Wie auch immer, im Nachhinein hat sogar das Spaß gemacht, weil es jede Menge Gesprächsstoff gab. Schweißt ja auch irgendwie zusammen, wenn man sich gemeinsam die Beine in den Bauch steht.
Die Türen wurden sogar eine Viertelstunde früher als angekündigt geöffnet und wir konnten unsere heißersehnten Plätze direkt vor Bühne ergattern. In Deutschland stehen wir immer in der ersten Reihe, aber das hier war London! Das hier war das Hammersmith Apollo! (Das inzwischen in „Eventim Apollo“ umbenannt wurde, aber wen interessiert das schon?)
Diese wunderschöne Location in der Form eines alten Theaters, in warmen Farben, mit Balkon und Kronleuchtern, muss man mal gesehen haben. Wenn ich da an die O2 World in Berlin denke, wo das erste Konzert dieser Tour stattgefunden hat, was hatte sich der Veranstalter bloß dabei gedacht?

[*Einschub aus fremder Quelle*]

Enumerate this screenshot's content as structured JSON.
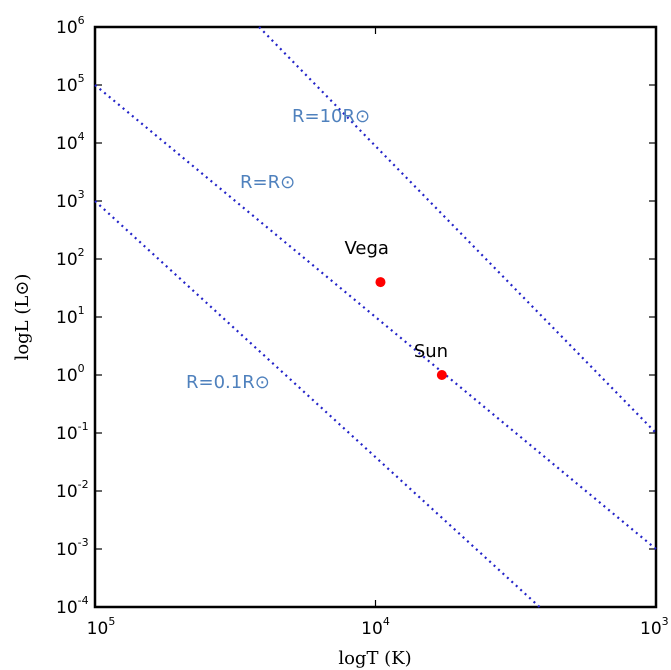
{
  "chart_data": {
    "type": "scatter",
    "title": "",
    "xlabel": "logT (K)",
    "ylabel": "logL (L⊙)",
    "x_axis": {
      "scale": "log",
      "direction": "reversed",
      "range": [
        100000,
        1000
      ],
      "ticks": [
        {
          "value": 100000,
          "base": "10",
          "exp": "5"
        },
        {
          "value": 10000,
          "base": "10",
          "exp": "4"
        },
        {
          "value": 1000,
          "base": "10",
          "exp": "3"
        }
      ]
    },
    "y_axis": {
      "scale": "log",
      "range": [
        0.0001,
        1000000
      ],
      "ticks": [
        {
          "value": 1000000,
          "base": "10",
          "exp": "6"
        },
        {
          "value": 100000,
          "base": "10",
          "exp": "5"
        },
        {
          "value": 10000,
          "base": "10",
          "exp": "4"
        },
        {
          "value": 1000,
          "base": "10",
          "exp": "3"
        },
        {
          "value": 100,
          "base": "10",
          "exp": "2"
        },
        {
          "value": 10,
          "base": "10",
          "exp": "1"
        },
        {
          "value": 1,
          "base": "10",
          "exp": "0"
        },
        {
          "value": 0.1,
          "base": "10",
          "exp": "-1"
        },
        {
          "value": 0.01,
          "base": "10",
          "exp": "-2"
        },
        {
          "value": 0.001,
          "base": "10",
          "exp": "-3"
        },
        {
          "value": 0.0001,
          "base": "10",
          "exp": "-4"
        }
      ]
    },
    "grid": false,
    "series": [
      {
        "name": "R=10R⊙",
        "type": "line",
        "style": "dotted",
        "color": "#2323c8",
        "label_color": "#4f81bd",
        "points": [
          [
            26000,
            1000000
          ],
          [
            1000,
            0.1
          ]
        ]
      },
      {
        "name": "R=R⊙",
        "type": "line",
        "style": "dotted",
        "color": "#2323c8",
        "label_color": "#4f81bd",
        "points": [
          [
            100000,
            100000
          ],
          [
            1000,
            0.001
          ]
        ]
      },
      {
        "name": "R=0.1R⊙",
        "type": "line",
        "style": "dotted",
        "color": "#2323c8",
        "label_color": "#4f81bd",
        "points": [
          [
            100000,
            1000
          ],
          [
            2600,
            0.0001
          ]
        ]
      }
    ],
    "points": [
      {
        "name": "Vega",
        "x": 9600,
        "y": 40,
        "color": "#ff0000"
      },
      {
        "name": "Sun",
        "x": 5800,
        "y": 1,
        "color": "#ff0000"
      }
    ]
  }
}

Los gings dann mit der Wilko Johnson Band. Gar nicht mal schlecht, aber leider war der Sound für uns ziemlich mies. Das sind halt die Abstriche, die man meist auf den vorderen Plätzen machen muss. Wenn der Bass teilweise lauter zu hören ist als der Gesang, klingt das schon ein bisschen seltsam. Überrascht hat uns, wie schon die Supportband vom Publikum abgefeiert wurde, da war mehr Stimmung als in Berlin bei Quo! Trotzdem, eine Band wie im letzten Jahr The Treatment wäre mehr nach meinem Geschmack gewesen.

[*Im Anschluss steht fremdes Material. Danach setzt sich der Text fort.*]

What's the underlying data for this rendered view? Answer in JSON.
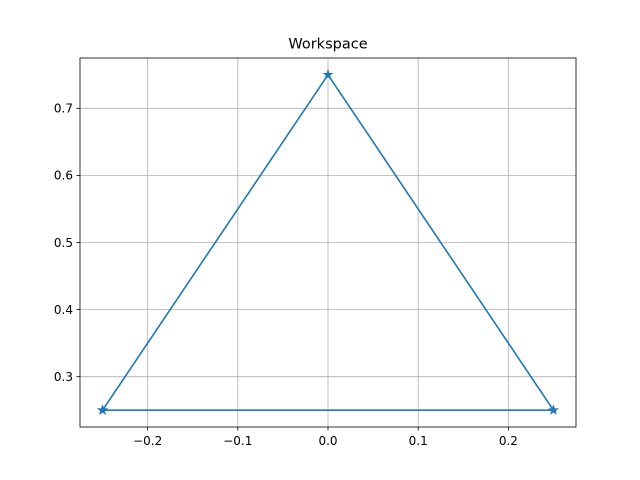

Tja, dann hieß es mal wieder warten ... Wenn nur diese Umbaupausen nicht wären. Als der gute Lloyd mit seinem Klebeband kam, um die Kabel schön säuberlich abzudecken und die Setlist zu befestigen, wusste man, jetzt gehts gleich los ...
Es wurde dunkel, das vertraute “Dum Dumdum Dumdum...” erklang und dann fingen sie an, die Gesänge, die wir Fans (und mit Sicherheit auch die Band) so lieben. Laut und bombastisch erklang das “Quooooo Oh Oh OoooooooH Oh”, wieder und wieder, es schien gar nicht mehr enden zu wollen.
Es erstummte erst, als die altbekannte Ansage abgespielt wurde: „Is there anybody out there who wants to rock?“ Blöde Frage! „Yeeeeaaaahhhhh!!!!!“ Der Rest des Textes wurde mitgegrölt und insbesonder beim den letzten beiden Worten „Status Quoooooooo“ schrie sich wohl jeder die Kehle aus dem Hals.
Der Vorhang fiel und da waren sie wieder, unsere heißgeliebten Frantic Four! Junior’s Wailing ertönte und die Halle bebte, es wurde gesungen, geklatscht, gehüpft, man kann es in Worten kaum beschreiben. Ich war schon auf vielen Konzerten, darunter auch wirklich viele mit super Stimmung. Aber was bei Quo im Hammersmith passiert, verschlägt einem die Sprache. Die meisten Quo-Fans sind dies mit Leib und Seele und das spürt man einfach. Brennende Füße und Rückenschmerzen vom langen Stehen sind dank einer ausreichender Menge an körpereigenen Drogen wie weg geblasen. Es zählt nur noch eins: diese vier alten Männer, die abrocken, was das Zeug hält. So fett, so dreckig, wie sie die meisten leider gar nicht kennen. Selbst „TheGuardian“ hat in einem Review Status Quo als „Britain's most underrated rock band“ bezeichnet. Und das sind sie zweifellos.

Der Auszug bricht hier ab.